In each outcome include a description of what type of person would get that outcome and also include five unique characteristics of the type of person who would receive that outcome.
Next we focus the information on what we want to talk about. In this case I want to focus on work-related stress rather than just general stress, so I will tell ChatGPT to rework the information provided and have it pertain just to work related stress.
You can do this as many times as you want until the information reflects what you want to see.
Here is a list of ways you can focus the content.
- Topics – tell ChatGPT to focus on particular sub-sets of information
- Time-frames – tell ChatGPT to focus on recent information
- Audience – tell ChatGPT to focus the information towards a certain audience type
- Voice -tell ChatGPT to speak in a certain voice I.E. Speak as a marketer
Those are the parameters I have tested but you can explore more on your own.
I want the outcomes to be more specific to work-related stress. Can you rewrite them to focus on work-related stress but don’t change the format.
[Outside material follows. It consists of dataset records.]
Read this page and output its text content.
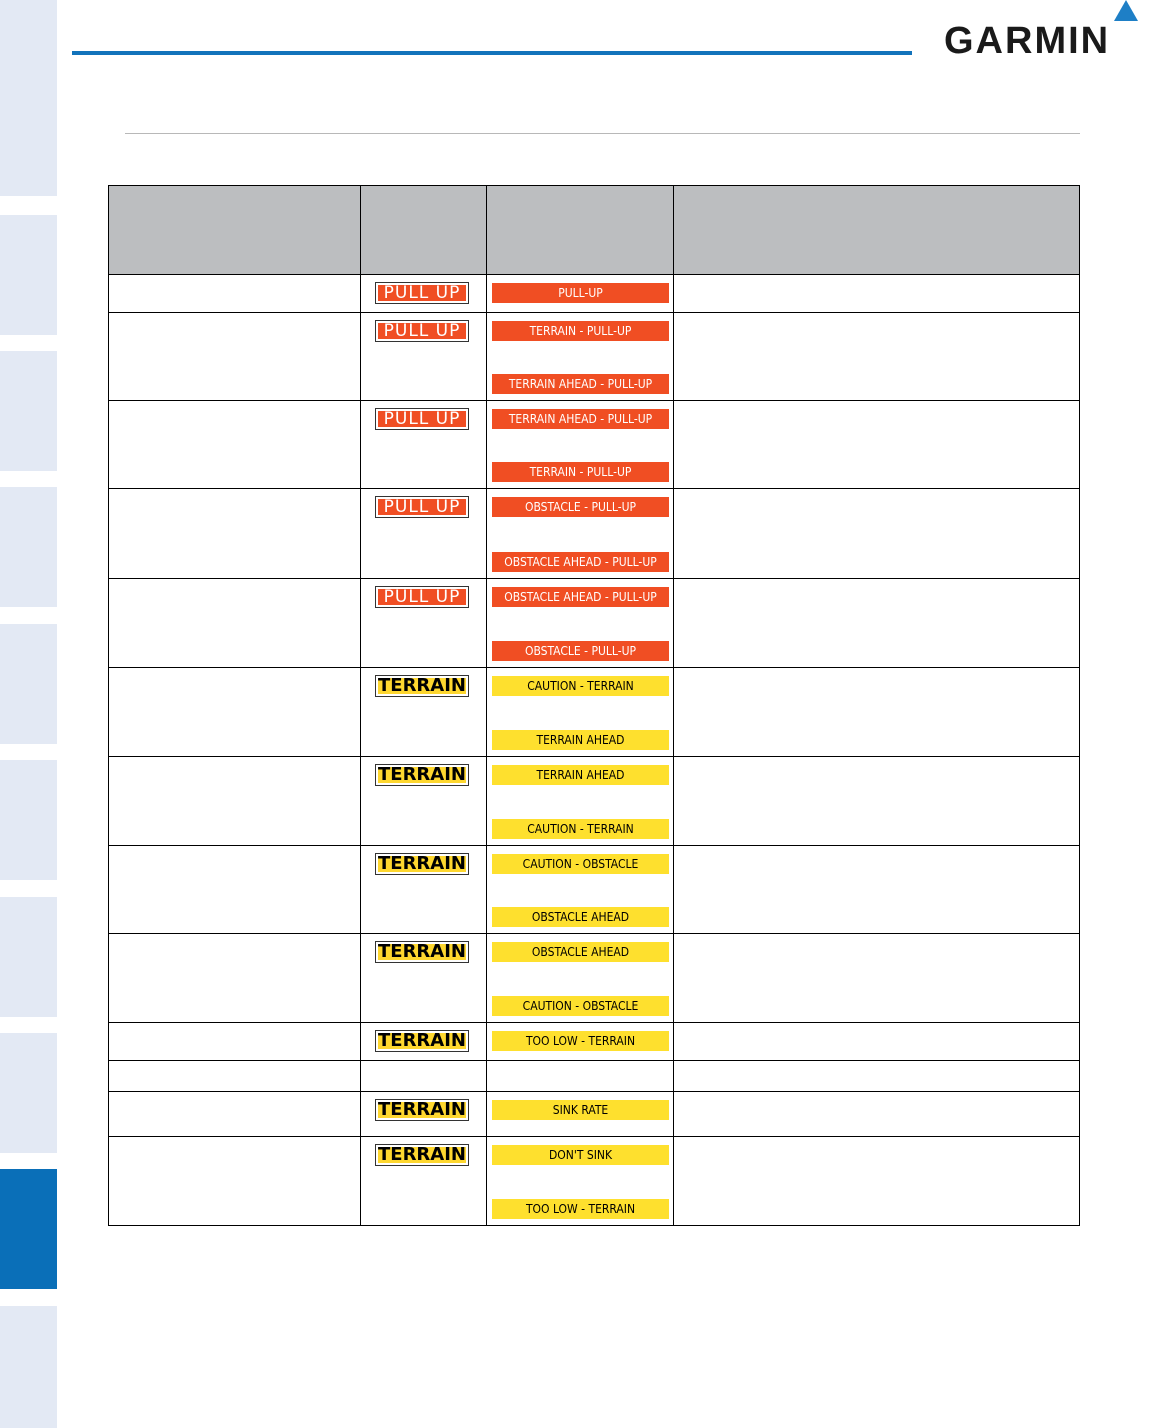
GARMIN

PULL UP	PULL-UP	

PULL UP	TERRAIN - PULL-UP
TERRAIN AHEAD - PULL-UP	

PULL UP	TERRAIN AHEAD - PULL-UP
TERRAIN - PULL-UP	

PULL UP	OBSTACLE - PULL-UP
OBSTACLE AHEAD - PULL-UP	

PULL UP	OBSTACLE AHEAD - PULL-UP
OBSTACLE - PULL-UP	

TERRAIN	CAUTION - TERRAIN
TERRAIN AHEAD	

TERRAIN	TERRAIN AHEAD
CAUTION - TERRAIN	

TERRAIN	CAUTION - OBSTACLE
OBSTACLE AHEAD	

TERRAIN	OBSTACLE AHEAD
CAUTION - OBSTACLE	

TERRAIN	TOO LOW - TERRAIN	

TERRAIN	SINK RATE	

TERRAIN	DON'T SINK
TOO LOW - TERRAIN	
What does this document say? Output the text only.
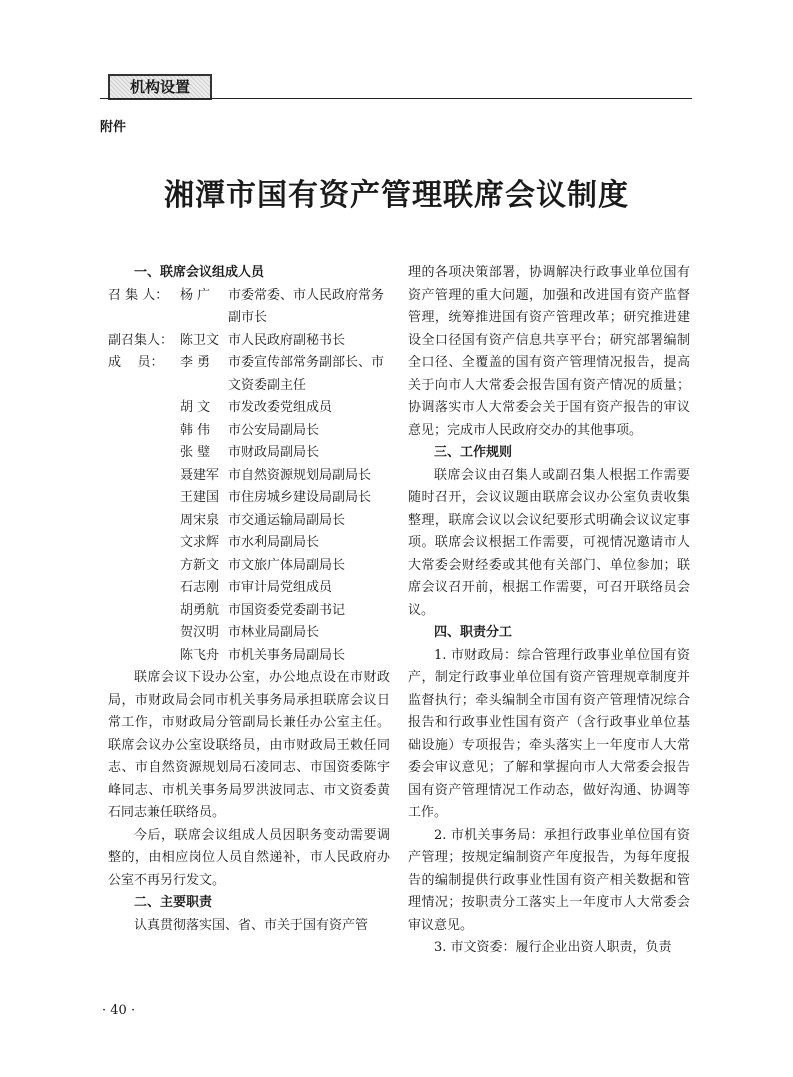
机构设置
附件
湘潭市国有资产管理联席会议制度

一、联席会议组成人员

召 集 人： 杨 广	市委常委、市人民政府常务副市长
副召集人： 陈卫文 市人民政府副秘书长
成    员：	李 勇	市委宣传部常务副部长、市文资委副主任
胡 文	市发改委党组成员
韩 伟	市公安局副局长
张 璧	市财政局副局长
聂建军 市自然资源规划局副局长
王建国 市住房城乡建设局副局长
周宋泉 市交通运输局副局长
文求辉 市水利局副局长
方新文 市文旅广体局副局长
石志刚 市审计局党组成员
胡勇航 市国资委党委副书记
贺汉明 市林业局副局长
陈飞舟 市机关事务局副局长

联席会议下设办公室，办公地点设在市财政局，市财政局会同市机关事务局承担联席会议日常工作，市财政局分管副局长兼任办公室主任。联席会议办公室设联络员，由市财政局王敕任同志、市自然资源规划局石凌同志、市国资委陈宇峰同志、市机关事务局罗洪波同志、市文资委黄石同志兼任联络员。

今后，联席会议组成人员因职务变动需要调整的，由相应岗位人员自然递补，市人民政府办公室不再另行发文。

二、主要职责

认真贯彻落实国、省、市关于国有资产管

理的各项决策部署，协调解决行政事业单位国有资产管理的重大问题，加强和改进国有资产监督管理，统筹推进国有资产管理改革；研究推进建设全口径国有资产信息共享平台；研究部署编制全口径、全覆盖的国有资产管理情况报告，提高关于向市人大常委会报告国有资产情况的质量；协调落实市人大常委会关于国有资产报告的审议意见；完成市人民政府交办的其他事项。

三、工作规则

联席会议由召集人或副召集人根据工作需要随时召开，会议议题由联席会议办公室负责收集整理，联席会议以会议纪要形式明确会议议定事项。联席会议根据工作需要，可视情况邀请市人大常委会财经委或其他有关部门、单位参加；联席会议召开前，根据工作需要，可召开联络员会议。

四、职责分工

1. 市财政局：综合管理行政事业单位国有资产，制定行政事业单位国有资产管理规章制度并监督执行；牵头编制全市国有资产管理情况综合报告和行政事业性国有资产（含行政事业单位基础设施）专项报告；牵头落实上一年度市人大常委会审议意见；了解和掌握向市人大常委会报告国有资产管理情况工作动态，做好沟通、协调等工作。

2. 市机关事务局：承担行政事业单位国有资产管理；按规定编制资产年度报告，为每年度报告的编制提供行政事业性国有资产相关数据和管理情况；按职责分工落实上一年度市人大常委会审议意见。

3. 市文资委：履行企业出资人职责，负责

· 40 ·
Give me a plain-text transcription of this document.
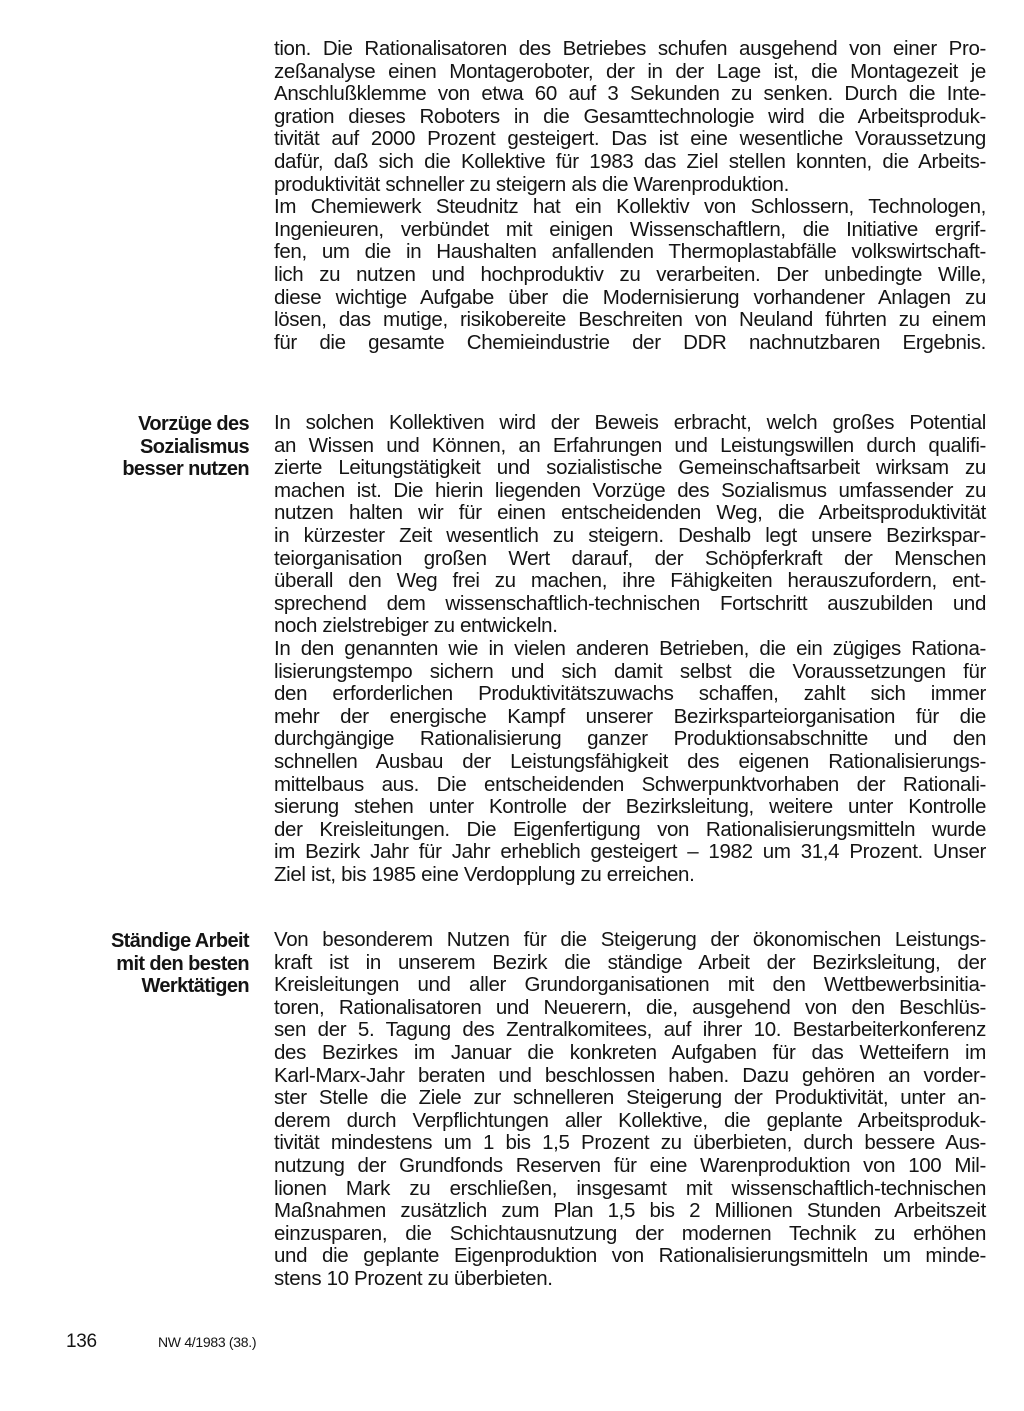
tion. Die Rationalisatoren des Betriebes schufen ausgehend von einer Pro-
zeßanalyse einen Montageroboter, der in der Lage ist, die Montagezeit je
Anschlußklemme von etwa 60 auf 3 Sekunden zu senken. Durch die Inte-
gration dieses Roboters in die Gesamttechnologie wird die Arbeitsproduk-
tivität auf 2000 Prozent gesteigert. Das ist eine wesentliche Voraussetzung
dafür, daß sich die Kollektive für 1983 das Ziel stellen konnten, die Arbeits-
produktivität schneller zu steigern als die Warenproduktion.
Im Chemiewerk Steudnitz hat ein Kollektiv von Schlossern, Technologen,
Ingenieuren, verbündet mit einigen Wissenschaftlern, die Initiative ergrif-
fen, um die in Haushalten anfallenden Thermoplastabfälle volkswirtschaft-
lich zu nutzen und hochproduktiv zu verarbeiten. Der unbedingte Wille,
diese wichtige Aufgabe über die Modernisierung vorhandener Anlagen zu
lösen, das mutige, risikobereite Beschreiten von Neuland führten zu einem
für die gesamte Chemieindustrie der DDR nachnutzbaren Ergebnis.
Vorzüge des
Sozialismus
besser nutzen
In solchen Kollektiven wird der Beweis erbracht, welch großes Potential
an Wissen und Können, an Erfahrungen und Leistungswillen durch qualifi-
zierte Leitungstätigkeit und sozialistische Gemeinschaftsarbeit wirksam zu
machen ist. Die hierin liegenden Vorzüge des Sozialismus umfassender zu
nutzen halten wir für einen entscheidenden Weg, die Arbeitsproduktivität
in kürzester Zeit wesentlich zu steigern. Deshalb legt unsere Bezirkspar-
teiorganisation großen Wert darauf, der Schöpferkraft der Menschen
überall den Weg frei zu machen, ihre Fähigkeiten herauszufordern, ent-
sprechend dem wissenschaftlich-technischen Fortschritt auszubilden und
noch zielstrebiger zu entwickeln.
In den genannten wie in vielen anderen Betrieben, die ein zügiges Rationa-
lisierungstempo sichern und sich damit selbst die Voraussetzungen für
den erforderlichen Produktivitätszuwachs schaffen, zahlt sich immer
mehr der energische Kampf unserer Bezirksparteiorganisation für die
durchgängige Rationalisierung ganzer Produktionsabschnitte und den
schnellen Ausbau der Leistungsfähigkeit des eigenen Rationalisierungs-
mittelbaus aus. Die entscheidenden Schwerpunktvorhaben der Rationali-
sierung stehen unter Kontrolle der Bezirksleitung, weitere unter Kontrolle
der Kreisleitungen. Die Eigenfertigung von Rationalisierungsmitteln wurde
im Bezirk Jahr für Jahr erheblich gesteigert – 1982 um 31,4 Prozent. Unser
Ziel ist, bis 1985 eine Verdopplung zu erreichen.
Ständige Arbeit
mit den besten
Werktätigen
Von besonderem Nutzen für die Steigerung der ökonomischen Leistungs-
kraft ist in unserem Bezirk die ständige Arbeit der Bezirksleitung, der
Kreisleitungen und aller Grundorganisationen mit den Wettbewerbsinitia-
toren, Rationalisatoren und Neuerern, die, ausgehend von den Beschlüs-
sen der 5. Tagung des Zentralkomitees, auf ihrer 10. Bestarbeiterkonferenz
des Bezirkes im Januar die konkreten Aufgaben für das Wetteifern im
Karl-Marx-Jahr beraten und beschlossen haben. Dazu gehören an vorder-
ster Stelle die Ziele zur schnelleren Steigerung der Produktivität, unter an-
derem durch Verpflichtungen aller Kollektive, die geplante Arbeitsproduk-
tivität mindestens um 1 bis 1,5 Prozent zu überbieten, durch bessere Aus-
nutzung der Grundfonds Reserven für eine Warenproduktion von 100 Mil-
lionen Mark zu erschließen, insgesamt mit wissenschaftlich-technischen
Maßnahmen zusätzlich zum Plan 1,5 bis 2 Millionen Stunden Arbeitszeit
einzusparen, die Schichtausnutzung der modernen Technik zu erhöhen
und die geplante Eigenproduktion von Rationalisierungsmitteln um minde-
stens 10 Prozent zu überbieten.
136	NW 4/1983 (38.)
Once the information is dialed in towards the audience you are trying to reach, you can reformat it into usable format. In this case I’m reformatting to quiz outcomes but you can reformat in any way. Here are some examples.
- Blog post format
- Social post format
- Memo
- Executive Summaries
- Quizzes
Whatever format you need the text output to be in, just specify the output format with hyper-detail.
Now reformat those outcomes in this format.
Outcome 1 Title
Outcome 1 Image: [What kind of generic photo would represent this result and feature a person? Answer with a two word search term]
Outcome 1 description [75-100 words, starts off with “Your…” Then describe the outcome in a positive way, follow up with recommendations on how to improve positioned as starting from a good place and getting better]
Learning ChatGPT is a process
Hopefully this post helps you on your learning journey. It’s a long process to develop the skill, I would recommend regular practice on practical applications just like how you’d learn anything new. The three prompts outlined above are great places to start because they’re pretty universal use-cases you could start implementing to your workflow and put into practice.